An interactive, visual database containing more than 350 small molecule pathways found in humans. More than 2/3 of these pathways (>280) are not found in any other pathway database. SMPDB is designed specifically to support pathway elucidation and pathway discovery in metabolomics, transcriptomics, proteomics and systems biology. It is able to do so, in part, by providing exquisitely detailed, fully searchable, hyperlinked diagrams of human metabolic pathways, metabolic disease pathways, metabolite signaling pathways and drug-action pathways. All SMPDB pathways include information on the relevant organs, subcellular compartments, protein cofactors, protein locations, metabolite locations, chemical structures and protein quaternary structures. Each small molecule is hyperlinked to detailed descriptions contained in the HMDB or DrugBank and each protein or enzyme complex is hyperlinked to UniProt.

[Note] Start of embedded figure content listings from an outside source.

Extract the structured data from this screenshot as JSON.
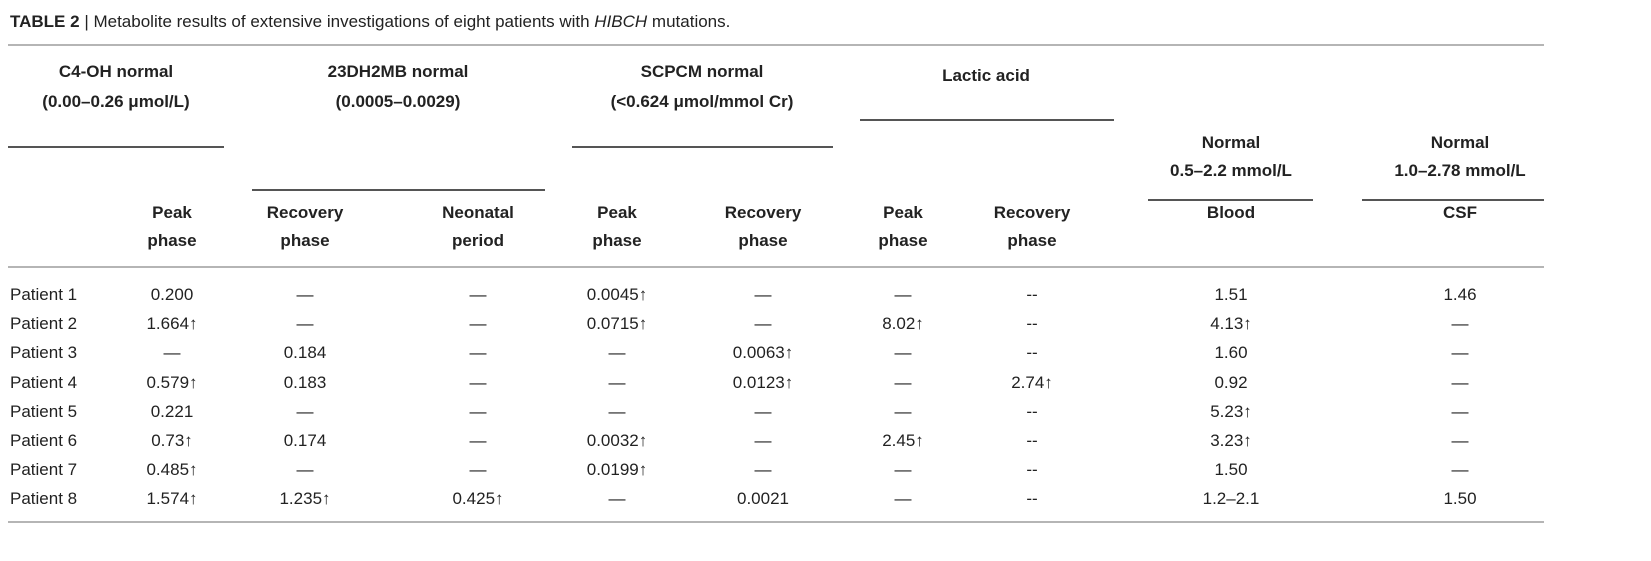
{
  "caption": {
    "label": "TABLE 2",
    "separator": "|",
    "text_before": "Metabolite results of extensive investigations of eight patients with ",
    "gene": "HIBCH",
    "text_after": " mutations."
  },
  "groups": [
    {
      "line1": "C4-OH normal",
      "line2": "(0.00–0.26 μmol/L)"
    },
    {
      "line1": "23DH2MB normal",
      "line2": "(0.0005–0.0029)"
    },
    {
      "line1": "SCPCM normal",
      "line2": "(<0.624 μmol/mmol Cr)"
    },
    {
      "line1": "Lactic acid",
      "line2": ""
    }
  ],
  "normals": [
    {
      "line1": "Normal",
      "line2": "0.5–2.2 mmol/L"
    },
    {
      "line1": "Normal",
      "line2": "1.0–2.78 mmol/L"
    }
  ],
  "columns": [
    {
      "line1": "Peak",
      "line2": "phase"
    },
    {
      "line1": "Recovery",
      "line2": "phase"
    },
    {
      "line1": "Neonatal",
      "line2": "period"
    },
    {
      "line1": "Peak",
      "line2": "phase"
    },
    {
      "line1": "Recovery",
      "line2": "phase"
    },
    {
      "line1": "Peak",
      "line2": "phase"
    },
    {
      "line1": "Recovery",
      "line2": "phase"
    },
    {
      "line1": "Blood",
      "line2": ""
    },
    {
      "line1": "CSF",
      "line2": ""
    }
  ],
  "rows": [
    {
      "patient": "Patient 1",
      "values": [
        "0.200",
        "—",
        "—",
        "0.0045↑",
        "—",
        "—",
        "--",
        "1.51",
        "1.46"
      ]
    },
    {
      "patient": "Patient 2",
      "values": [
        "1.664↑",
        "—",
        "—",
        "0.0715↑",
        "—",
        "8.02↑",
        "--",
        "4.13↑",
        "—"
      ]
    },
    {
      "patient": "Patient 3",
      "values": [
        "—",
        "0.184",
        "—",
        "—",
        "0.0063↑",
        "—",
        "--",
        "1.60",
        "—"
      ]
    },
    {
      "patient": "Patient 4",
      "values": [
        "0.579↑",
        "0.183",
        "—",
        "—",
        "0.0123↑",
        "—",
        "2.74↑",
        "0.92",
        "—"
      ]
    },
    {
      "patient": "Patient 5",
      "values": [
        "0.221",
        "—",
        "—",
        "—",
        "—",
        "—",
        "--",
        "5.23↑",
        "—"
      ]
    },
    {
      "patient": "Patient 6",
      "values": [
        "0.73↑",
        "0.174",
        "—",
        "0.0032↑",
        "—",
        "2.45↑",
        "--",
        "3.23↑",
        "—"
      ]
    },
    {
      "patient": "Patient 7",
      "values": [
        "0.485↑",
        "—",
        "—",
        "0.0199↑",
        "—",
        "—",
        "--",
        "1.50",
        "—"
      ]
    },
    {
      "patient": "Patient 8",
      "values": [
        "1.574↑",
        "1.235↑",
        "0.425↑",
        "—",
        "0.0021",
        "—",
        "--",
        "1.2–2.1",
        "1.50"
      ]
    }
  ]
}
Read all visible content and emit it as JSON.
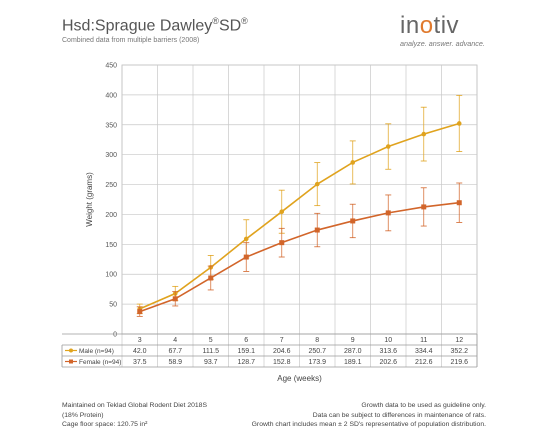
{
  "header": {
    "title": "Hsd:Sprague Dawley",
    "title_reg1": "®",
    "title_sd": "SD",
    "title_reg2": "®",
    "subtitle": "Combined data from multiple barriers (2008)"
  },
  "logo": {
    "word_a": "in",
    "word_dot": "o",
    "word_b": "tiv",
    "tagline": "analyze. answer. advance."
  },
  "chart_data": {
    "type": "line",
    "xlabel": "Age (weeks)",
    "ylabel": "Weight (grams)",
    "ylim": [
      0,
      450
    ],
    "yticks": [
      0,
      50,
      100,
      150,
      200,
      250,
      300,
      350,
      400,
      450
    ],
    "categories": [
      "3",
      "4",
      "5",
      "6",
      "7",
      "8",
      "9",
      "10",
      "11",
      "12"
    ],
    "grid": true,
    "series": [
      {
        "name": "Male (n=94)",
        "color": "#e0a31e",
        "marker": "circle",
        "values": [
          42.0,
          67.7,
          111.5,
          159.1,
          204.6,
          250.7,
          287.0,
          313.6,
          334.4,
          352.2
        ],
        "error": [
          8,
          12,
          20,
          32,
          36,
          36,
          36,
          38,
          45,
          47
        ],
        "labels": [
          "42.0",
          "67.7",
          "111.5",
          "159.1",
          "204.6",
          "250.7",
          "287.0",
          "313.6",
          "334.4",
          "352.2"
        ]
      },
      {
        "name": "Female (n=94)",
        "color": "#d2652a",
        "marker": "square",
        "values": [
          37.5,
          58.9,
          93.7,
          128.7,
          152.8,
          173.9,
          189.1,
          202.6,
          212.6,
          219.6
        ],
        "error": [
          8,
          12,
          20,
          24,
          24,
          28,
          28,
          30,
          32,
          33
        ],
        "labels": [
          "37.5",
          "58.9",
          "93.7",
          "128.7",
          "152.8",
          "173.9",
          "189.1",
          "202.6",
          "212.6",
          "219.6"
        ]
      }
    ]
  },
  "footer": {
    "left": [
      "Maintained on Teklad Global Rodent Diet 2018S",
      "(18% Protein)",
      "Cage floor space: 120.75 in²"
    ],
    "right": [
      "Growth data to be used as guideline only.",
      "Data can be subject to differences in maintenance of rats.",
      "Growth chart includes mean ± 2 SD's representative of population distribution."
    ]
  }
}
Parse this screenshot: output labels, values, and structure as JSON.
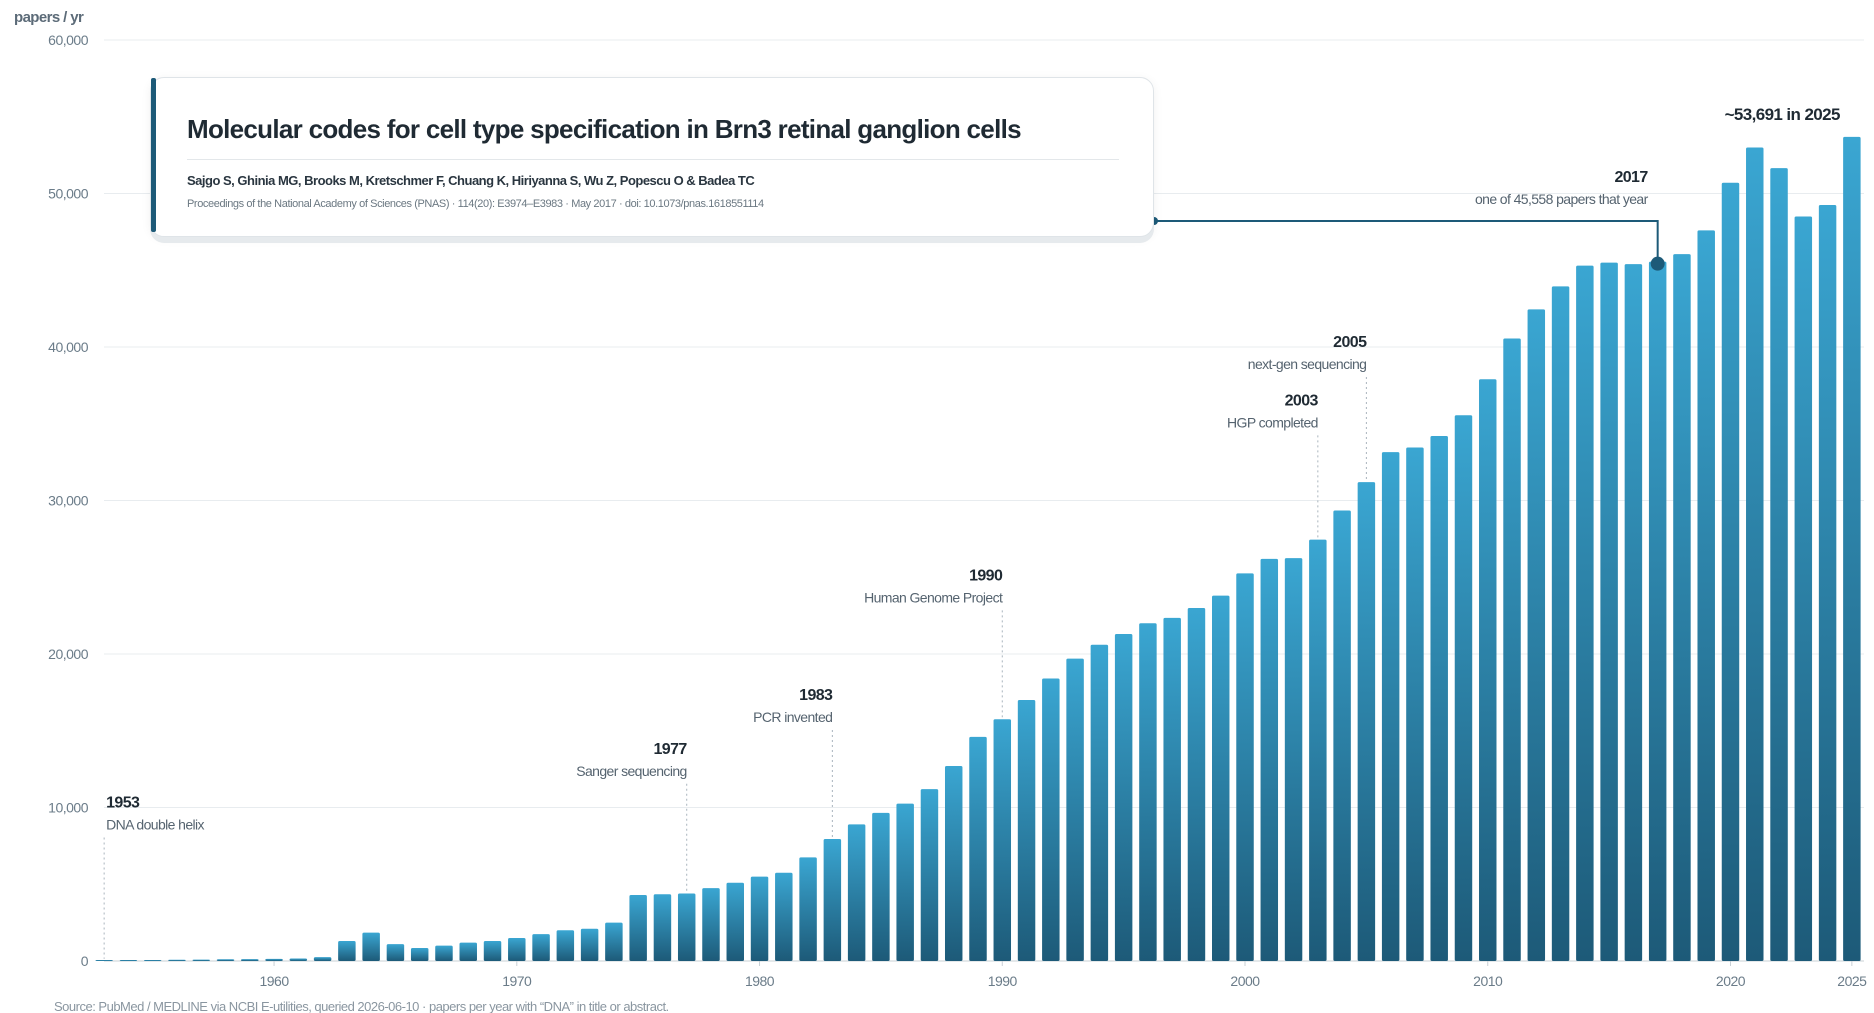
{
  "chart_data": {
    "type": "bar",
    "ylabel": "papers / yr",
    "ylim": [
      0,
      60000
    ],
    "yticks": [
      0,
      10000,
      20000,
      30000,
      40000,
      50000,
      60000
    ],
    "ytick_labels": [
      "0",
      "10,000",
      "20,000",
      "30,000",
      "40,000",
      "50,000",
      "60,000"
    ],
    "xlim": [
      1952.5,
      2025.5
    ],
    "xticks": [
      1960,
      1970,
      1980,
      1990,
      2000,
      2010,
      2020,
      2025
    ],
    "xtick_labels": [
      "1960",
      "1970",
      "1980",
      "1990",
      "2000",
      "2010",
      "2020",
      "2025"
    ],
    "grid": true,
    "bar_color_top": "#3aa6d2",
    "bar_color_bottom": "#1d5a78",
    "x": [
      1953,
      1954,
      1955,
      1956,
      1957,
      1958,
      1959,
      1960,
      1961,
      1962,
      1963,
      1964,
      1965,
      1966,
      1967,
      1968,
      1969,
      1970,
      1971,
      1972,
      1973,
      1974,
      1975,
      1976,
      1977,
      1978,
      1979,
      1980,
      1981,
      1982,
      1983,
      1984,
      1985,
      1986,
      1987,
      1988,
      1989,
      1990,
      1991,
      1992,
      1993,
      1994,
      1995,
      1996,
      1997,
      1998,
      1999,
      2000,
      2001,
      2002,
      2003,
      2004,
      2005,
      2006,
      2007,
      2008,
      2009,
      2010,
      2011,
      2012,
      2013,
      2014,
      2015,
      2016,
      2017,
      2018,
      2019,
      2020,
      2021,
      2022,
      2023,
      2024,
      2025
    ],
    "values": [
      20,
      40,
      60,
      80,
      90,
      110,
      120,
      140,
      160,
      250,
      1300,
      1850,
      1100,
      850,
      1000,
      1200,
      1300,
      1500,
      1750,
      2000,
      2100,
      2500,
      4300,
      4350,
      4400,
      4750,
      5100,
      5500,
      5750,
      6750,
      7950,
      8900,
      9650,
      10250,
      11200,
      12700,
      14600,
      15750,
      17000,
      18400,
      19700,
      20600,
      21300,
      22000,
      22350,
      23000,
      23800,
      25250,
      26200,
      26250,
      27450,
      29350,
      31200,
      33150,
      33450,
      34200,
      35550,
      37900,
      40550,
      42450,
      43950,
      45300,
      45500,
      45400,
      45558,
      46050,
      47600,
      50700,
      53000,
      51650,
      48500,
      49250,
      53691
    ],
    "annotations": [
      {
        "year": 1953,
        "label": "1953",
        "text": "DNA double helix",
        "level": 10000
      },
      {
        "year": 1977,
        "label": "1977",
        "text": "Sanger sequencing",
        "level": 13500
      },
      {
        "year": 1983,
        "label": "1983",
        "text": "PCR invented",
        "level": 17000
      },
      {
        "year": 1990,
        "label": "1990",
        "text": "Human Genome Project",
        "level": 24800
      },
      {
        "year": 2003,
        "label": "2003",
        "text": "HGP completed",
        "level": 36200
      },
      {
        "year": 2005,
        "label": "2005",
        "text": "next-gen sequencing",
        "level": 40000
      }
    ],
    "highlight": {
      "year": 2017,
      "label": "2017",
      "text": "one of 45,558 papers that year",
      "value": 45558
    },
    "latest_callout": "~53,691 in 2025"
  },
  "paper": {
    "title": "Molecular codes for cell type specification in Brn3 retinal ganglion cells",
    "authors": "Sajgo S, Ghinia MG, Brooks M, Kretschmer F, Chuang K, Hiriyanna S, Wu Z, Popescu O & Badea TC",
    "citation": "Proceedings of the National Academy of Sciences (PNAS) · 114(20): E3974–E3983 · May 2017 · doi: 10.1073/pnas.1618551114"
  },
  "source_note": "Source: PubMed / MEDLINE via NCBI E-utilities, queried 2026-06-10 · papers per year with “DNA” in title or abstract."
}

All SMPDB pathways are accompanied with detailed descriptions and references, providing an overview of the pathway, condition or processes depicted in each diagram. The database is easily browsed and supports full text, sequence and chemical structure searching. Users may query SMPDB with lists of metabolite names, drug names, genes / protein names, SwissProt IDs, GenBank IDs, Affymetrix IDs or Agilent microarray IDs. These queries will produce lists of matching pathways and highlight the matching molecules on each of the pathway diagrams. Gene, metabolite and protein concentration data can also be visualized through SMPDB''s mapping interface. All of SMPDB''s images, image maps, descriptions and tables are downloadable.